Short Term Run Plan Friday Sept 15, 2023

1. Do not move either spectrometer without consulting RC
   1. HMS at 16.44 deg (was iced up last week), SHMS iced up today.
   2. Expect to be able to move NPS Calorimeter from 12.2 to 20 degrees. Start at 20 degrees
   3. Note: NPS calorimeter angle = SHMS set angle minus 16.30 degrees
2. All data taking with coinc DAQ
   1. HMS `Single arm' data can be taken with PS3 and/or PS4 ≥ 0 (1:1) and PS5 and PS6 –1 (off).
   2. NPS randoms can also be taken with PS1 ≥ 0: This trigger includes the EDTM
   3. RunSheets
   4. For online analysis instruction refer to [4]
3. Initial standard equipment checkout.
   1. NPS Sweep Magnet and NPS HV off until start of coinc DAQ commissioning.

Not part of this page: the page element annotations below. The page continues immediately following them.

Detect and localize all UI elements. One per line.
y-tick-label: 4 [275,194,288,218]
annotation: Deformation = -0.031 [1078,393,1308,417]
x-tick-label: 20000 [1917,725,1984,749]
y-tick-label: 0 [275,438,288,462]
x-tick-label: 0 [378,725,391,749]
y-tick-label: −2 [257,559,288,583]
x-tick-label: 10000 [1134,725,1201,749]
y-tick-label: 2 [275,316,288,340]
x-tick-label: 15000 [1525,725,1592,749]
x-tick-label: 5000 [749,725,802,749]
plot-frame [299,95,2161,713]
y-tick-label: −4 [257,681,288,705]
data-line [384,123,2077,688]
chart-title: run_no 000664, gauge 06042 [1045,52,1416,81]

   2. Beam Centering on Carbon Hole hallcweb.jlab.org/wiki/index.php/Beam_Checkout_Procedures (Coordinate with Dave Gaskell).

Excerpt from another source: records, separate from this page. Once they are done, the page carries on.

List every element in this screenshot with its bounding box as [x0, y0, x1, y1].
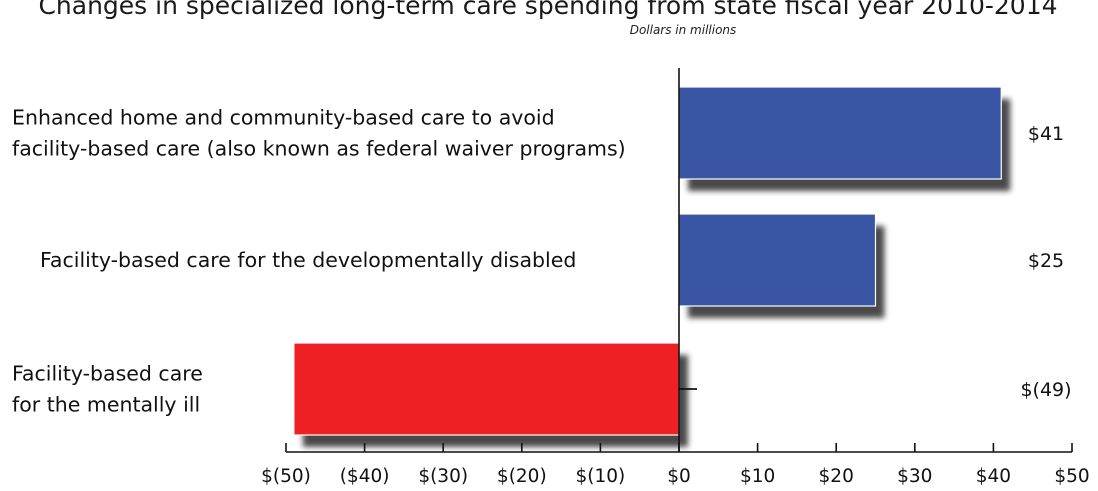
x-tick-label: $(50) — [261, 466, 311, 487]
x-tick-label: $30 — [897, 466, 932, 487]
labels: $41 Enhanced home and community-based car… — [12, 106, 1090, 488]
chart-subtitle: Dollars in millions — [630, 23, 737, 37]
value-label: $41 — [1028, 123, 1064, 145]
x-tick-label: $(20) — [497, 466, 547, 487]
x-tick-label: $(30) — [418, 466, 468, 487]
axes — [285, 68, 1073, 453]
category-label: facility-based care (also known as feder… — [12, 137, 626, 161]
x-tick-label: ($40) — [340, 466, 390, 487]
x-tick-label: $50 — [1054, 466, 1089, 487]
chart-title: Changes in specialized long-term care sp… — [38, 0, 1057, 20]
category-label: Facility-based care for the developmenta… — [40, 248, 576, 272]
value-label: $(49) — [1020, 379, 1071, 401]
x-tick-label: $40 — [976, 466, 1011, 487]
value-label: $25 — [1028, 250, 1064, 272]
bar — [293, 342, 680, 436]
x-tick-label: $20 — [819, 466, 854, 487]
category-label: Enhanced home and community-based care t… — [12, 106, 555, 130]
bars — [293, 86, 1002, 436]
bar — [678, 213, 877, 307]
category-label: for the mentally ill — [12, 393, 200, 417]
x-tick-label: $(10) — [576, 466, 626, 487]
x-tick-label: $0 — [667, 466, 691, 487]
bar — [678, 86, 1002, 180]
x-tick-label: $10 — [740, 466, 775, 487]
category-label: Facility-based care — [12, 362, 203, 386]
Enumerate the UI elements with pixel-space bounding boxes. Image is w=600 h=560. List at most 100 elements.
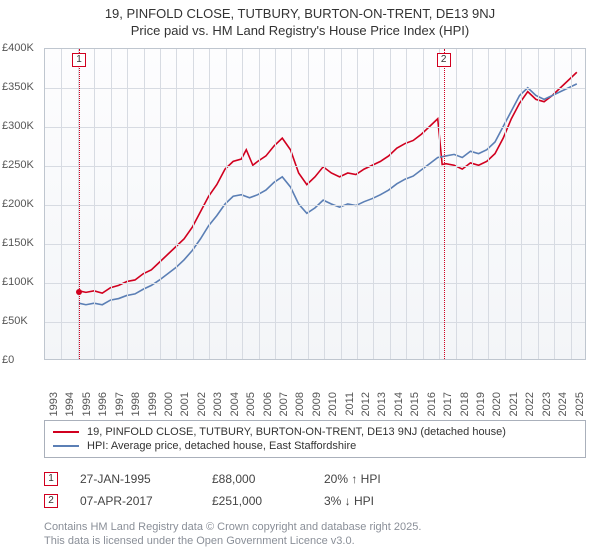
sale-marker-box: 1: [72, 53, 86, 67]
below-chart: 19, PINFOLD CLOSE, TUTBURY, BURTON-ON-TR…: [0, 416, 600, 549]
gridline-v: [390, 49, 391, 359]
x-axis-label: 2007: [278, 392, 290, 416]
gridline-v: [176, 49, 177, 359]
footer-note: Contains HM Land Registry data © Crown c…: [44, 520, 586, 549]
x-axis-label: 1995: [81, 392, 93, 416]
sale-pct-vs-hpi: 3% ↓ HPI: [324, 494, 434, 508]
x-axis-label: 1997: [114, 392, 126, 416]
gridline-v: [127, 49, 128, 359]
x-axis-label: 2024: [557, 392, 569, 416]
x-axis-label: 1999: [147, 392, 159, 416]
y-axis-label: £50K: [2, 315, 28, 327]
x-axis-label: 2022: [524, 392, 536, 416]
title-line-1: 19, PINFOLD CLOSE, TUTBURY, BURTON-ON-TR…: [0, 6, 600, 21]
x-axis-label: 2011: [344, 392, 356, 416]
gridline-v: [259, 49, 260, 359]
y-axis-label: £200K: [2, 198, 34, 210]
sale-row-marker: 1: [44, 472, 58, 486]
gridline-v: [505, 49, 506, 359]
x-axis-label: 2003: [212, 392, 224, 416]
chart-title-block: 19, PINFOLD CLOSE, TUTBURY, BURTON-ON-TR…: [0, 0, 600, 40]
y-axis-label: £250K: [2, 159, 34, 171]
gridline-v: [341, 49, 342, 359]
x-axis-label: 1998: [130, 392, 142, 416]
x-axis-label: 1994: [64, 392, 76, 416]
legend-swatch: [53, 445, 79, 447]
sale-marker-box: 2: [437, 53, 451, 67]
sale-date: 27-JAN-1995: [80, 472, 190, 486]
x-axis-label: 2025: [574, 392, 586, 416]
x-axis-label: 2001: [179, 392, 191, 416]
x-axis-label: 2009: [311, 392, 323, 416]
x-axis-label: 2015: [409, 392, 421, 416]
gridline-v: [209, 49, 210, 359]
sale-marker-line: [79, 49, 80, 359]
x-axis-label: 1993: [48, 392, 60, 416]
footer-line-1: Contains HM Land Registry data © Crown c…: [44, 520, 586, 534]
x-axis-label: 2014: [393, 392, 405, 416]
x-axis-label: 2010: [327, 392, 339, 416]
x-axis-label: 2002: [196, 392, 208, 416]
y-axis-label: £0: [2, 354, 14, 366]
legend-label: 19, PINFOLD CLOSE, TUTBURY, BURTON-ON-TR…: [87, 426, 506, 438]
sale-price: £251,000: [212, 494, 302, 508]
x-axis-label: 2008: [294, 392, 306, 416]
gridline-v: [324, 49, 325, 359]
sales-table: 1 27-JAN-1995 £88,000 20% ↑ HPI 2 07-APR-2017…: [44, 468, 586, 512]
gridline-v: [226, 49, 227, 359]
gridline-v: [291, 49, 292, 359]
gridline-v: [94, 49, 95, 359]
x-axis-label: 2020: [491, 392, 503, 416]
gridline-v: [488, 49, 489, 359]
x-axis-label: 2004: [229, 392, 241, 416]
x-axis-label: 2019: [475, 392, 487, 416]
sale-pct-vs-hpi: 20% ↑ HPI: [324, 472, 434, 486]
footer-line-2: This data is licensed under the Open Gov…: [44, 534, 586, 548]
gridline-v: [193, 49, 194, 359]
gridline-v: [456, 49, 457, 359]
gridline-v: [144, 49, 145, 359]
legend-label: HPI: Average price, detached house, East…: [87, 440, 356, 452]
legend-box: 19, PINFOLD CLOSE, TUTBURY, BURTON-ON-TR…: [44, 420, 586, 458]
x-axis-label: 2005: [245, 392, 257, 416]
gridline-v: [521, 49, 522, 359]
x-axis-label: 2016: [426, 392, 438, 416]
gridline-v: [61, 49, 62, 359]
sale-date: 07-APR-2017: [80, 494, 190, 508]
gridline-v: [423, 49, 424, 359]
series-price_paid: [79, 72, 577, 293]
x-axis-label: 2023: [541, 392, 553, 416]
gridline-v: [275, 49, 276, 359]
gridline-v: [554, 49, 555, 359]
legend-row: 19, PINFOLD CLOSE, TUTBURY, BURTON-ON-TR…: [53, 425, 577, 439]
x-axis-label: 1996: [97, 392, 109, 416]
sale-row: 2 07-APR-2017 £251,000 3% ↓ HPI: [44, 490, 586, 512]
sale-row-marker: 2: [44, 494, 58, 508]
gridline-v: [111, 49, 112, 359]
gridline-v: [472, 49, 473, 359]
gridline-v: [439, 49, 440, 359]
y-axis-label: £150K: [2, 237, 34, 249]
y-axis-label: £400K: [2, 42, 34, 54]
plot-area: 12: [44, 48, 586, 360]
legend-row: HPI: Average price, detached house, East…: [53, 439, 577, 453]
gridline-v: [571, 49, 572, 359]
x-axis-label: 2012: [360, 392, 372, 416]
gridline-v: [538, 49, 539, 359]
gridline-v: [357, 49, 358, 359]
x-axis-label: 2006: [262, 392, 274, 416]
gridline-v: [373, 49, 374, 359]
gridline-v: [406, 49, 407, 359]
y-axis-label: £300K: [2, 120, 34, 132]
gridline-v: [160, 49, 161, 359]
chart-area: 12 £0£50K£100K£150K£200K£250K£300K£350K£…: [0, 40, 600, 416]
sale-marker-line: [444, 49, 445, 359]
sale-price: £88,000: [212, 472, 302, 486]
series-hpi: [79, 84, 577, 305]
x-axis-label: 2013: [376, 392, 388, 416]
x-axis-label: 2017: [442, 392, 454, 416]
gridline-v: [242, 49, 243, 359]
gridline-v: [308, 49, 309, 359]
x-axis-label: 2021: [508, 392, 520, 416]
x-axis-label: 2018: [459, 392, 471, 416]
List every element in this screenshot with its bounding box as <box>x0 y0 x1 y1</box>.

   3. Take a short run with rastered beam through empty cylinder (tube) target. The goal is to see minimal change in the ion chamber readings when going through the tube.
   4. BPM Calibration vs. Harp Scan (Bull eyes scan) follow these instructions: [5]
   5. HMS detector verification. The relevant parts of the Run Plan (sections 2.1.6 & 2.1.7) are copied below. HMS nominal momentum -4.367 GeV/c. Start with 10 microAmp beam.
      1. Increase Q2 by +20% current compared to its nominal values to fully illuminate the focal plane. HOW_TO change the current in the HMS). Use LD2 target. Set HMS 3/4 prescale to keep event rate below 1000/sec (expect 2 : 1 prescale). All other prescales −1. EDTM rate 100 Hz (how to). Start with a 5 min run, then a 1 hour run, keep data files below 3M events. Keep the event rate low enough for near 100% efficiency . Analysis lead: Mark Mathison. Verify that all Hodoscope bars are counting and focal plane is illuminated. Check that timing spectra make sense. Contact expert(s) if in doubt. Verify that the events rate after cuts is close to expectations ( Zheng Huang).
      2. Return HMS-Q2 to nominal setting. Run for 1 hour. Use LD2 target. Keep prescales same as for the defocussed setting and record equal sized files. Expect 840 DIS events/sec at 10 microAmp on LH2 target.
      3. Take a 10 minute run with all HMS FADC channels in mode10
   6. PID (electron id) checkout with HMS momentum lowered to 3.60 GeV to keep pions below Cherenkov threshold (4.02 GeV/c)
      1. Run for 1 hour with PS3 ≥ 0 and PS4=–1. Check for clean Cherenkov distribution with selection of high energy signal in Shower. Check for clear single photo-electron peak with selection of MIP (pion) signal in Shower counter.
      2. Run for 1 hour with PS3= –1 and PS4 = 0. Compare Cherenkov signals of the two runs.
   7. NPS Sweep Magnet and compensation commissioning (Calo=20deg) for first look at calo signals while taking HMS optics data
   8. Initial Optics run: take a one hour sieve slit run (HMS single arm), HMS EL-REAL prescale (PS4) =0 and HMS 3/4 prescale(PS3) value 5 (HOWTO prescale values). Single target foil. Ibeam=30 uA (scale run duration if you cannot get 30 uA). Look at xfp versus yfp: the goal is to get at least 200 events per hole. This is how to put the sieve in position.